If, on the other hand, you think about how to target cohorts of suppliers to adopt that new tool, in a similar manner to how a marketer would consider how to encourage customers to take a certain action, then more suppliers are going to adopt it and engage – thus the anticipated return on investments can be better realized.

Becoming customer-of-choice

If an organization is easier to do business with, if it is more efficient, and if there is a lot less friction in the relationship, particularly with regards to everyday administrative tasks, then suppliers are much more inclined (and able) to do their best work for it. There is a high chance that that organization will be thought of as a ‘customer-of-choice,’ which itself yields wider benefits.

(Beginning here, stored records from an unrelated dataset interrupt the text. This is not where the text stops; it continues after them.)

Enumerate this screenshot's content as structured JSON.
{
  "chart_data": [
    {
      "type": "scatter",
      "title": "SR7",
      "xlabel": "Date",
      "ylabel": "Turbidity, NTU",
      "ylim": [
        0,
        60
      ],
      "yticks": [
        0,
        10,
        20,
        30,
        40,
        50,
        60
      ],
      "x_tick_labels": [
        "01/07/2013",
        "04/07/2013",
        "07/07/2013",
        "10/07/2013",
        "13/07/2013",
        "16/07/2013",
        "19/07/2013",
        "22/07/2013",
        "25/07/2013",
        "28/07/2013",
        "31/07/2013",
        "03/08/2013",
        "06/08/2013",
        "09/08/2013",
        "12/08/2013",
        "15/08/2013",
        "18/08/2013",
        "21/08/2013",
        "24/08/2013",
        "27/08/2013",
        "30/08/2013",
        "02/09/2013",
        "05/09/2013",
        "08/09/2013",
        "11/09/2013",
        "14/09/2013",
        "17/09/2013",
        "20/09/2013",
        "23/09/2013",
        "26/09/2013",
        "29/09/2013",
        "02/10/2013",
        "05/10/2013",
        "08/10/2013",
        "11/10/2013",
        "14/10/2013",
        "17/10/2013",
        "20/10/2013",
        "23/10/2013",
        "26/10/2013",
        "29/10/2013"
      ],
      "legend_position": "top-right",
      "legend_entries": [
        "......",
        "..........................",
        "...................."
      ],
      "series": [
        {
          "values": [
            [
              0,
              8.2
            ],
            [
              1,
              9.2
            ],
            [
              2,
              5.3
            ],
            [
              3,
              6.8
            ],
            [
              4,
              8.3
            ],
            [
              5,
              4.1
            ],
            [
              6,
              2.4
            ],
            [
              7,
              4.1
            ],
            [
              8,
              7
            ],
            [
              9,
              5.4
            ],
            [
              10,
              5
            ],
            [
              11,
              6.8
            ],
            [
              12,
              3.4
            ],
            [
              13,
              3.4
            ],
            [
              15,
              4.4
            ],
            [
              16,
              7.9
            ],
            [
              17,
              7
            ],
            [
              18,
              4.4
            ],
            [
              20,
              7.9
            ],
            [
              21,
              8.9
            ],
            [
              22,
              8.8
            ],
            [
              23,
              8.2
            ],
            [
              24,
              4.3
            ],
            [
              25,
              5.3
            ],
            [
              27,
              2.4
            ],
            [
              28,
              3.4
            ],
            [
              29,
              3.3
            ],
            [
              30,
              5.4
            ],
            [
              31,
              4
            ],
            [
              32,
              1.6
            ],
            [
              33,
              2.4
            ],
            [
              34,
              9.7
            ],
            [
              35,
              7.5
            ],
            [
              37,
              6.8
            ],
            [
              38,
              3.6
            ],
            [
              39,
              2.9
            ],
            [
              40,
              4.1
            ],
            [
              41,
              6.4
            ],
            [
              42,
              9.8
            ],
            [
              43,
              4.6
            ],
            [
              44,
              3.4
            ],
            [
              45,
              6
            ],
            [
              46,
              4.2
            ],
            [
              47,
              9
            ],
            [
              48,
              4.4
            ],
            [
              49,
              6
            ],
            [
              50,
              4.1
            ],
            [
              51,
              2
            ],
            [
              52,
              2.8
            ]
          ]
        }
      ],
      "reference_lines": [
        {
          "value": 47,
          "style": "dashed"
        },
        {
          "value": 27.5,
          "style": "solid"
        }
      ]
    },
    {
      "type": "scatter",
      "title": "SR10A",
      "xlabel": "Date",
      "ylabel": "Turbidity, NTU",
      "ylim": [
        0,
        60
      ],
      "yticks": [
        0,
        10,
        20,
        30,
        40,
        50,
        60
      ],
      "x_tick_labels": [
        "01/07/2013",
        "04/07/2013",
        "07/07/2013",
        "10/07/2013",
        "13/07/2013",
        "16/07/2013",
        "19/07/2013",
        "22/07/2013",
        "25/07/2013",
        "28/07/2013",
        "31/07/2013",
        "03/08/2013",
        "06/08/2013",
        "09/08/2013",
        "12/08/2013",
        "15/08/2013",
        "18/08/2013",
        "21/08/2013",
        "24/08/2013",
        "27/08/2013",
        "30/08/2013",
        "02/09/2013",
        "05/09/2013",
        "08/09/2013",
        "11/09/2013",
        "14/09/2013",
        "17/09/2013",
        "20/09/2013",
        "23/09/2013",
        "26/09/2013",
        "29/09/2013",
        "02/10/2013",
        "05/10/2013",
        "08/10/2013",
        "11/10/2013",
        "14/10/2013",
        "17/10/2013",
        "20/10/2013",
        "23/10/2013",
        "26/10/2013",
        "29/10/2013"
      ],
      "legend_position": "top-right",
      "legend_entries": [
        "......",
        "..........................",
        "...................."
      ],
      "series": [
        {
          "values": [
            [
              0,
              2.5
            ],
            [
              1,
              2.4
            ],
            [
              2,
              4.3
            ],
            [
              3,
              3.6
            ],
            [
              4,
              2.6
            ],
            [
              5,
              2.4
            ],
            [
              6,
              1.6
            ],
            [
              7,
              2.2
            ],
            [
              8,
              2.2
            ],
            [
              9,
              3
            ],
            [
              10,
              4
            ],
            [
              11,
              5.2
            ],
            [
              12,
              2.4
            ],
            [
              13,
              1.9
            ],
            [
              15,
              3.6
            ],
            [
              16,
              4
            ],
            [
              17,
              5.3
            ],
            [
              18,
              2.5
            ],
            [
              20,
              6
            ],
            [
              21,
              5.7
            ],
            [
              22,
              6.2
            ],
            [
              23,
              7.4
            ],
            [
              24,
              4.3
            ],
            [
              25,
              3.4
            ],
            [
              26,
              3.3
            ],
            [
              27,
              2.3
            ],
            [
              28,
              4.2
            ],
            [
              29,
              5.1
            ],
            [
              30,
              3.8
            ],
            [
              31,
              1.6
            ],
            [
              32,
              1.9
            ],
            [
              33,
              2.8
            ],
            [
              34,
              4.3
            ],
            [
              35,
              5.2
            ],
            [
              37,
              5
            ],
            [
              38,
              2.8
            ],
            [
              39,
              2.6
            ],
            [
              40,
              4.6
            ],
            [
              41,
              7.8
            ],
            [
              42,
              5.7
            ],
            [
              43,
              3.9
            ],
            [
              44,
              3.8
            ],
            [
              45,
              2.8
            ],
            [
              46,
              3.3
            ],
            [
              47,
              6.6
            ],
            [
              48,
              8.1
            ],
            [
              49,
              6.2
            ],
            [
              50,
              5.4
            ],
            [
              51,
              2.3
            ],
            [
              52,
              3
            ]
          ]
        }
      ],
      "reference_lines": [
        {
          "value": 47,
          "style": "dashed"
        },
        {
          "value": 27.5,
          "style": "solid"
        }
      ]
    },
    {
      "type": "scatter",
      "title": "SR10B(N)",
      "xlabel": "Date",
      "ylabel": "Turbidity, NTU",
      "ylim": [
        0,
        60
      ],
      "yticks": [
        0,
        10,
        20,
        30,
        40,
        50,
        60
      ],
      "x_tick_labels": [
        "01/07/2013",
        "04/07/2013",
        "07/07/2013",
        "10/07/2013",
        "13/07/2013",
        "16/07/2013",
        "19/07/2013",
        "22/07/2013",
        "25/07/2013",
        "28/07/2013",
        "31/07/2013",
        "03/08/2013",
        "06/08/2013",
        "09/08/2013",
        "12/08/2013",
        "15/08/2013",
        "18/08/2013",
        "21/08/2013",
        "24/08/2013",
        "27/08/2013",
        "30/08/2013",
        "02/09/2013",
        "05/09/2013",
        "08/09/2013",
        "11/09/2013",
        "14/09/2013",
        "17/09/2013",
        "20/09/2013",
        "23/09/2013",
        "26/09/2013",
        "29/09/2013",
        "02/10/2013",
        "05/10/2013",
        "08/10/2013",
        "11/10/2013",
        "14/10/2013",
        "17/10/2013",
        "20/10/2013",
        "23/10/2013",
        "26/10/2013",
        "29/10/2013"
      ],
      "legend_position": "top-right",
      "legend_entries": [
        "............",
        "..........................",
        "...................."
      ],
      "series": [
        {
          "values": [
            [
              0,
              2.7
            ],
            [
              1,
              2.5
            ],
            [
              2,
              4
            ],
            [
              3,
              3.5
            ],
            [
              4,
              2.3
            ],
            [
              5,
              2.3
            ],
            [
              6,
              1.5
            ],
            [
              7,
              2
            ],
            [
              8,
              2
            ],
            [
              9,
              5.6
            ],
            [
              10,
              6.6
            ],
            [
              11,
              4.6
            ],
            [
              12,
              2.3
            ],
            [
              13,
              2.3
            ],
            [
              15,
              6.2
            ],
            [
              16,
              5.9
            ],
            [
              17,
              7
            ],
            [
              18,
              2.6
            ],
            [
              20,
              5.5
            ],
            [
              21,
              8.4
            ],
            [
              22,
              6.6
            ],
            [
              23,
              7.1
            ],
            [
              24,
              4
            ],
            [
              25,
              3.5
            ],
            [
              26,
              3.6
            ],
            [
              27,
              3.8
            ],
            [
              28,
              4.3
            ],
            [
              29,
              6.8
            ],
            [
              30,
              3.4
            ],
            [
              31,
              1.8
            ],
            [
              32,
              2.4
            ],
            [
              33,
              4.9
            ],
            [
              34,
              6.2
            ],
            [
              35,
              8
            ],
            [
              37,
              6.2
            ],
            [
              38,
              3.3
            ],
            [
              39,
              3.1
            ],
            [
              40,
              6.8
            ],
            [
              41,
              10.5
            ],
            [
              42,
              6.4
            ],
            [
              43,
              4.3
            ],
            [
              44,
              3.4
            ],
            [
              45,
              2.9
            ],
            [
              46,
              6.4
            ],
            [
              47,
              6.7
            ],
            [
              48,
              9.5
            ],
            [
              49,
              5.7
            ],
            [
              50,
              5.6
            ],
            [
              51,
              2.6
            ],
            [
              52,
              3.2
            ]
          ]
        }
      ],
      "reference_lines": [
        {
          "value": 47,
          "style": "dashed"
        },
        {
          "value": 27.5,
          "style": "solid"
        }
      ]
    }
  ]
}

Our recent research, the Voice of the Supplier Survey, revealed that for those organizations that achieve customer-of-choice status with their suppliers, those suppliers will ‘go the extra mile’ for it. They are more likely to give a better price, they are more likely to share innovation with you and they are more likely to supply you in times of constraint. In short, if you are a customer-of-choice, you stand a much higher chance of being at the front of the queue. As the survey showed, if a key customer is also a preferred customer, orders will be prioritized, according to 70% of respondents in the HICX study. 73% would go the extra mile for one designated customer-of-choice.

The advice therefore is: Think of your suppliers as organizations which have choice, influence that choice, make yourself easier to work with – and that will translate to you becoming customer-of-choice, which creates tangible benefits for you as an organization.

Conclusion: Find a focus and iterate

Just as in marketing, realizing the wider benefits will be an iterative process – it is best to start with one challenge or pain point, focus on that challenge, test which approaches achieve the best results (and which work best with which groups of suppliers) and gradually add new use cases over time.

In order to find those initial use cases, it is worth: auditing all the systems and tools in your landscape; determining which suppliers have or need access to which tools; reviewing the onboarding processes for those tools; checking the adoption and engagement rates within those tools for different types of supplier; mapping out known information requests, surveys and data collection activities for the year; and creating a calendar, evaluating response times and investigating response rates for those initiatives. In each case, consider both the priority for your organization and also how it would translate into an end user experience on the supplier side.

It will then be possible to identify the biggest wins or improvements that could be made. Start with those, track the results, and then add more sophisticated layers of supplier marketing over time with a focus on the activities known to have the greatest impact.